Part of what makes Hinton’s warning so important is that he talks about both the scientific and political aspects of AI development. These systems have already reshaped information ecosystems, national security, and cybercrime. Soon, he argues, they could play a role in developing “terrible new viruses and horrendous lethal weapons that decide by themselves who to kill or maim.” This is where the conversation gets genuinely unsettling. Right now there is enough information to provide evidence that in a couple of decades or even less, AI will be advanced to the point where they can—in a nutshell—decide who to eliminate.

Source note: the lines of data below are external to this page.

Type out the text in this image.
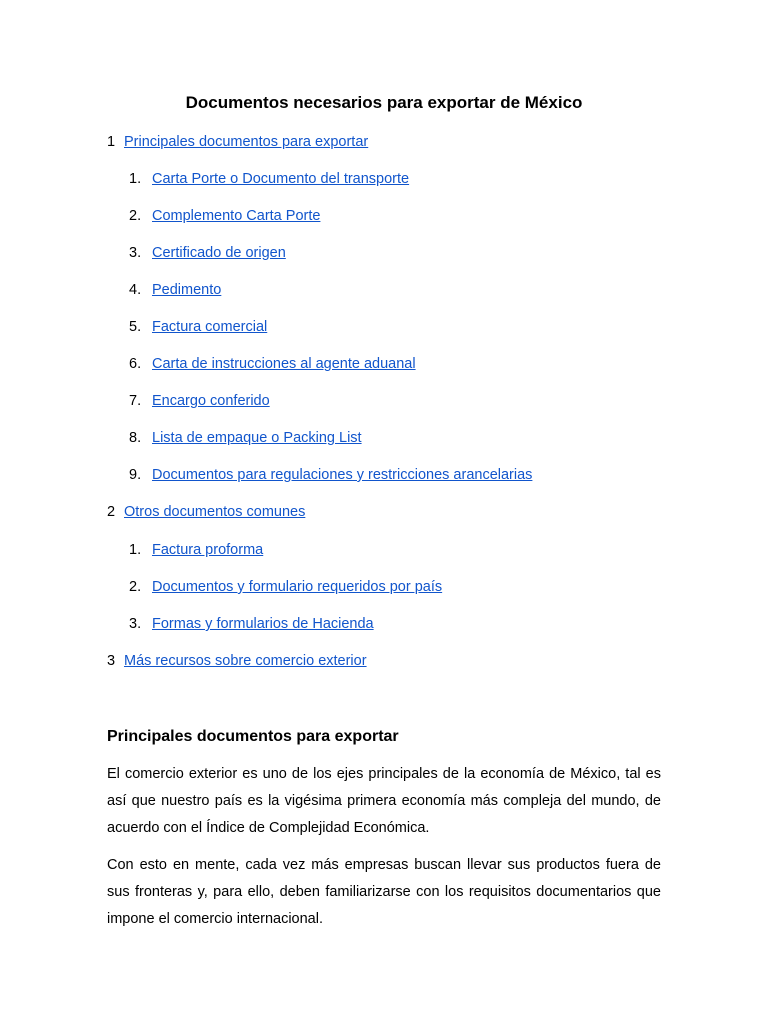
Documentos necesarios para exportar de México
1 Principales documentos para exportar
1. Carta Porte o Documento del transporte
2. Complemento Carta Porte
3. Certificado de origen
4. Pedimento
5. Factura comercial
6. Carta de instrucciones al agente aduanal
7. Encargo conferido
8. Lista de empaque o Packing List
9. Documentos para regulaciones y restricciones arancelarias
2 Otros documentos comunes
1. Factura proforma
2. Documentos y formulario requeridos por país
3. Formas y formularios de Hacienda
3 Más recursos sobre comercio exterior
Principales documentos para exportar

El comercio exterior es uno de los ejes principales de la economía de México, tal es así que nuestro país es la vigésima primera economía más compleja del mundo, de acuerdo con el Índice de Complejidad Económica.

Con esto en mente, cada vez más empresas buscan llevar sus productos fuera de sus fronteras y, para ello, deben familiarizarse con los requisitos documentarios que impone el comercio internacional.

And then there’s the long-term threat: the possibility of creating digital intelligences that surpass human capabilities. This isn’t just about computers getting faster or AI models becoming more accurate; it’s about the moment when intelligent systems can think, learn, plan and make decisions in ways that outpace us entirely. Hinton warns that once AI reaches this level, we may not have reliable methods to predict its behavior or ensure that we can still control it.
Hinton’s purpose is not to scare, but to wake people up. In the future, if businesses that are motivated by short-term profits start creating these “digital beings”, no one can say for sure that citizens’ safeties will be put first. The technology is here, it’s accelerating, and as Hinton put it, “They are no longer science fiction.”